# How to Build Machine Learning Pipelines And Track Experiments with DVC Inside VSCode
## Manage ML experiments like a pro


### Why track experiments?

Keeping track of machine learning experiments is like trying to keep FIVE dogs in a bathtub. Without help, at least FOUR of them are bound to slip out of your hands and ruin everything. 

A total disaster is what's going to happen if you don't have a proper experiment management system. First, you'll probably end up with a complete mess of code, with no idea which version of the model is the most recent or the best performing. You'll be constantly overwriting and losing important code, and it will be almost impossible to reproduce your results or track your progress.

On top of that, you'll have no way of keeping track of hyperparameters, metrics, or any other important details of your experiments (unless you want to write them down😱).
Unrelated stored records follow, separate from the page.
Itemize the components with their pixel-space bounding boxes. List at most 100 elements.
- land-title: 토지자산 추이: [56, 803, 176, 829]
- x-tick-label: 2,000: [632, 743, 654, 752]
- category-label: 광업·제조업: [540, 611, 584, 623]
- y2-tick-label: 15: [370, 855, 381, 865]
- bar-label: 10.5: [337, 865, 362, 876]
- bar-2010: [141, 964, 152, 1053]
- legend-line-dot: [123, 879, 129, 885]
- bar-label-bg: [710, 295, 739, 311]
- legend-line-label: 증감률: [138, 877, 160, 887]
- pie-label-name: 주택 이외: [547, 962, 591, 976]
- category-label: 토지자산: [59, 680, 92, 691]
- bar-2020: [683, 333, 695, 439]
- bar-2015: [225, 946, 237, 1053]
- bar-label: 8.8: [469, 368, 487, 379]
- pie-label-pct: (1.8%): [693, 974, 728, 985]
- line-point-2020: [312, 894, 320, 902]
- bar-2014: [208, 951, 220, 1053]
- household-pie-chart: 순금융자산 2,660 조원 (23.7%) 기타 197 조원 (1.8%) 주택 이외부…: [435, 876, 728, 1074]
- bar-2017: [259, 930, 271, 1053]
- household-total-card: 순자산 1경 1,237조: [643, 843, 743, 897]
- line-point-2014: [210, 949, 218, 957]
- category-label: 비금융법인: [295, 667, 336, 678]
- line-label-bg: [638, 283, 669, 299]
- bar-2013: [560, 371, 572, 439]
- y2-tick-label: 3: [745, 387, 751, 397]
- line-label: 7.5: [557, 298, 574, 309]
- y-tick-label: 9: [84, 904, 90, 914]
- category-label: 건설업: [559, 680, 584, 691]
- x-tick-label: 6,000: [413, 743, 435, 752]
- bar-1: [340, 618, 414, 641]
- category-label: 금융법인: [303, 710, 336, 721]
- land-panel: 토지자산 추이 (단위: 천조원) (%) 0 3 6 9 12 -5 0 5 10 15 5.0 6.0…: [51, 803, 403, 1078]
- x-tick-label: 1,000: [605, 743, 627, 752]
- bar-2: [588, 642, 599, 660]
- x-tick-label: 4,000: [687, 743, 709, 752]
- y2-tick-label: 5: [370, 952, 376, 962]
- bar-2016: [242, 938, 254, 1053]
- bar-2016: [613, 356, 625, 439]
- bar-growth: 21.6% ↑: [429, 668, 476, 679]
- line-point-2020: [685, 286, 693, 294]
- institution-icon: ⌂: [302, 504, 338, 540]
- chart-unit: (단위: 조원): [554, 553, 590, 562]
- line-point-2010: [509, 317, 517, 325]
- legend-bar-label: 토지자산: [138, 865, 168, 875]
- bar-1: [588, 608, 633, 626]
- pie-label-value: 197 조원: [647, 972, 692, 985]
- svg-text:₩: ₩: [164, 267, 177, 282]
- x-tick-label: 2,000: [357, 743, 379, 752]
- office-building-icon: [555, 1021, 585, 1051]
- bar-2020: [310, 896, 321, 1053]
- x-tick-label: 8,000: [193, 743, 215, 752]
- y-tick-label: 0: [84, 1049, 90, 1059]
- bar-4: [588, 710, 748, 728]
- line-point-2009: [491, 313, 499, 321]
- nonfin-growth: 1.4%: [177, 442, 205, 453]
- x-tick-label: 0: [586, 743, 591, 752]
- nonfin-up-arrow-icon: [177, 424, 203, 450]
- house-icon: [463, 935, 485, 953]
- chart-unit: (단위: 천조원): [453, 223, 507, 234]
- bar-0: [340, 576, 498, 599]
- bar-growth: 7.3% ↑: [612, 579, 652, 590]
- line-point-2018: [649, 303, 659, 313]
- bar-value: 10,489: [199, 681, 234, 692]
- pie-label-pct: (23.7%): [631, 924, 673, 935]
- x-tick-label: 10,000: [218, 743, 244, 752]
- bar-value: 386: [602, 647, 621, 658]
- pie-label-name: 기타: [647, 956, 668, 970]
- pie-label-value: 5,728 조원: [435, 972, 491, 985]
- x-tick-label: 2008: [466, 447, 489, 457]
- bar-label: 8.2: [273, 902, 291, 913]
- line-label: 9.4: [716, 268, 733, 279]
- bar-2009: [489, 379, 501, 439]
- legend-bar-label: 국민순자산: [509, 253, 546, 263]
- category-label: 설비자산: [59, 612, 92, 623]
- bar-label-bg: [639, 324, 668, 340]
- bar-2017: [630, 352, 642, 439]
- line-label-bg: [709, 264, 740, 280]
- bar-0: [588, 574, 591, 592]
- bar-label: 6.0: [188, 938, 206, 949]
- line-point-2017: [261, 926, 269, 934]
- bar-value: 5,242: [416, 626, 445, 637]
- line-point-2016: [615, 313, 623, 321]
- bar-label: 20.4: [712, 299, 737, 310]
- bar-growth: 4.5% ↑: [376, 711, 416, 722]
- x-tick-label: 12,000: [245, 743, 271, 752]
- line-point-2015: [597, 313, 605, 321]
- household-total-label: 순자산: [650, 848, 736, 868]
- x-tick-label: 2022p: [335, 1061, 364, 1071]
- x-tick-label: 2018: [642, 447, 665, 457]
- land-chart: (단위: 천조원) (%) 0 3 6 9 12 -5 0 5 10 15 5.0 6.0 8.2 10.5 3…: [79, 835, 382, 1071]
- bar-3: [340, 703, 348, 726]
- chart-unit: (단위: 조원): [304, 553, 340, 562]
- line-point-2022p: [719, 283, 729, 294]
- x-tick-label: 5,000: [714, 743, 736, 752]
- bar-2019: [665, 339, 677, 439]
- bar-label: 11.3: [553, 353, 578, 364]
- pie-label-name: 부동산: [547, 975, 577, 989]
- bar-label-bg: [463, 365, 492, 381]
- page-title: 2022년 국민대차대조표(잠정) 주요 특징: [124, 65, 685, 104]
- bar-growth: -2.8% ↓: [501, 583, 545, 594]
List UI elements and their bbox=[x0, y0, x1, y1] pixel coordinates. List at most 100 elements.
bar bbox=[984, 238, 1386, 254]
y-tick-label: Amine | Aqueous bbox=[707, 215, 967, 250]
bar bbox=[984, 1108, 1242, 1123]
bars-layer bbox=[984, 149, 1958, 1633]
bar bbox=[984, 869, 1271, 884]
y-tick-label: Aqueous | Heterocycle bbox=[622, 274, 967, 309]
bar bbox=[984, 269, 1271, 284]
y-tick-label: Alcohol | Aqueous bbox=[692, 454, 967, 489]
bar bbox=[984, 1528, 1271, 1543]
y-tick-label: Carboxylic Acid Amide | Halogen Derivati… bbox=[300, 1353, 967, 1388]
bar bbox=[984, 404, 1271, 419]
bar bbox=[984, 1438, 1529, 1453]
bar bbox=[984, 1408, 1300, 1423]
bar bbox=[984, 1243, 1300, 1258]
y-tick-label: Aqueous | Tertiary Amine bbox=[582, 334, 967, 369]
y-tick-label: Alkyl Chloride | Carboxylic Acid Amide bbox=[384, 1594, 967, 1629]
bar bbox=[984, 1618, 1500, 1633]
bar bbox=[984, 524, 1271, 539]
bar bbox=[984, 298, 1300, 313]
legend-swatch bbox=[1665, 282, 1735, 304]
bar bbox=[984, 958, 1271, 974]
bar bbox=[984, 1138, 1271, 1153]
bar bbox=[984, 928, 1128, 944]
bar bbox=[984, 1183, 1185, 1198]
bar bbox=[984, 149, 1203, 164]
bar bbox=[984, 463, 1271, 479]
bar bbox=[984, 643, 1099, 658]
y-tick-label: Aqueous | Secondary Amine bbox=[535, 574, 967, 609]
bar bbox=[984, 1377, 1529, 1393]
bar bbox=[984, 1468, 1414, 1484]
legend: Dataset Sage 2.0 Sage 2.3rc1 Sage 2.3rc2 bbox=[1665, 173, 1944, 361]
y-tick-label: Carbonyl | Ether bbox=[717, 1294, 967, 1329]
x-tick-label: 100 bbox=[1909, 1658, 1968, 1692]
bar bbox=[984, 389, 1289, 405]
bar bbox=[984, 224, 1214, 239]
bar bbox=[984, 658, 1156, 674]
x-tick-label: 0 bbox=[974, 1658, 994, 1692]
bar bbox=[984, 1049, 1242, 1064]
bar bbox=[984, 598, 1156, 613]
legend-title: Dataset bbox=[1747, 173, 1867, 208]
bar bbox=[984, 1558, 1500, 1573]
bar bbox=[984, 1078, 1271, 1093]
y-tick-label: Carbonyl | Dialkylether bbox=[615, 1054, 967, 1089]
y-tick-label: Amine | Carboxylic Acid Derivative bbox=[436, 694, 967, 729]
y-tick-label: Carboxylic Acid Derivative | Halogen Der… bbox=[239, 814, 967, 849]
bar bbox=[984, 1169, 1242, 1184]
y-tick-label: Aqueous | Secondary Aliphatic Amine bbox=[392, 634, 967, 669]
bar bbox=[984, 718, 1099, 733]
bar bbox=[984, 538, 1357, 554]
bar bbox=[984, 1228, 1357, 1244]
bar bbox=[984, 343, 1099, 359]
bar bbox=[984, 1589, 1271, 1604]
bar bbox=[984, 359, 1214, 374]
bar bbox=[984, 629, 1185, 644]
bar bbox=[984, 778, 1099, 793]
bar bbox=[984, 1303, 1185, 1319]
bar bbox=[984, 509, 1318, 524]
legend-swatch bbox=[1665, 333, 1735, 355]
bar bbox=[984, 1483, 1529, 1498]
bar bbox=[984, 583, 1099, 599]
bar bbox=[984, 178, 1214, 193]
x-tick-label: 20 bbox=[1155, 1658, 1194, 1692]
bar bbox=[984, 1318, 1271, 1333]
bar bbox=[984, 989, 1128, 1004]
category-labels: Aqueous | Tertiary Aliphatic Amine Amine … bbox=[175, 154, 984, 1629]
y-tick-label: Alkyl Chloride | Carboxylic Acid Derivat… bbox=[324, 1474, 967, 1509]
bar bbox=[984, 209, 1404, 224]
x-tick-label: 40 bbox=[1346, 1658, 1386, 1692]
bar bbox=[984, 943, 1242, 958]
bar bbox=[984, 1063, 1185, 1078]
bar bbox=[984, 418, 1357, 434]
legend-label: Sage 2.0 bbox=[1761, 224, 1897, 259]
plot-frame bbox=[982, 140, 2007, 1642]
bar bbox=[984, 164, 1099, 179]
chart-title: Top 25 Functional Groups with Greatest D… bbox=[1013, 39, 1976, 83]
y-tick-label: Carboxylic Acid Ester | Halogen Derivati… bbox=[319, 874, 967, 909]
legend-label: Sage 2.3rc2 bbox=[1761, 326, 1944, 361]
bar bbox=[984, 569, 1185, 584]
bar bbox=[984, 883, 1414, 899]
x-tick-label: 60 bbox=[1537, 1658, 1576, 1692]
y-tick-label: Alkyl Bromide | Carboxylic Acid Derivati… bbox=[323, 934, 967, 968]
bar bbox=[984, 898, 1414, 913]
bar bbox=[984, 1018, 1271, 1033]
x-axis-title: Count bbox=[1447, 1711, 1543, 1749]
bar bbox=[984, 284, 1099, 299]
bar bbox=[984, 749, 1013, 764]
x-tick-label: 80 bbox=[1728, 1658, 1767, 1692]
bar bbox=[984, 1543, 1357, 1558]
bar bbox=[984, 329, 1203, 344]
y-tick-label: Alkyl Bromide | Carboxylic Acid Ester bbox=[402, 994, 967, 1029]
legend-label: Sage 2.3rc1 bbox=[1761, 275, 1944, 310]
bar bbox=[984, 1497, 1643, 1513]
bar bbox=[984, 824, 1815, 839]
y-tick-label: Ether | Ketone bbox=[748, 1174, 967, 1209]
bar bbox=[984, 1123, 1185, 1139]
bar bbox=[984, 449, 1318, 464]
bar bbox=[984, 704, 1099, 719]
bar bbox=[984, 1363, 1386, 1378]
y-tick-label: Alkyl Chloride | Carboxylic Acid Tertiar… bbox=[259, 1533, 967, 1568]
You'll be flying blind.

But hey, at least you'll have a lot of fun trying to untangle the mess you've created! Nothing like wasting countless hours trying to figure out what went wrong, right?

In all seriousness, a proper experiment management system is crucial for any machine learning project. It allows you to track and compare your experiments, reproduce results, and make informed decisions about the direction of your project. Without it, you're just shooting in the dark and hoping for the best.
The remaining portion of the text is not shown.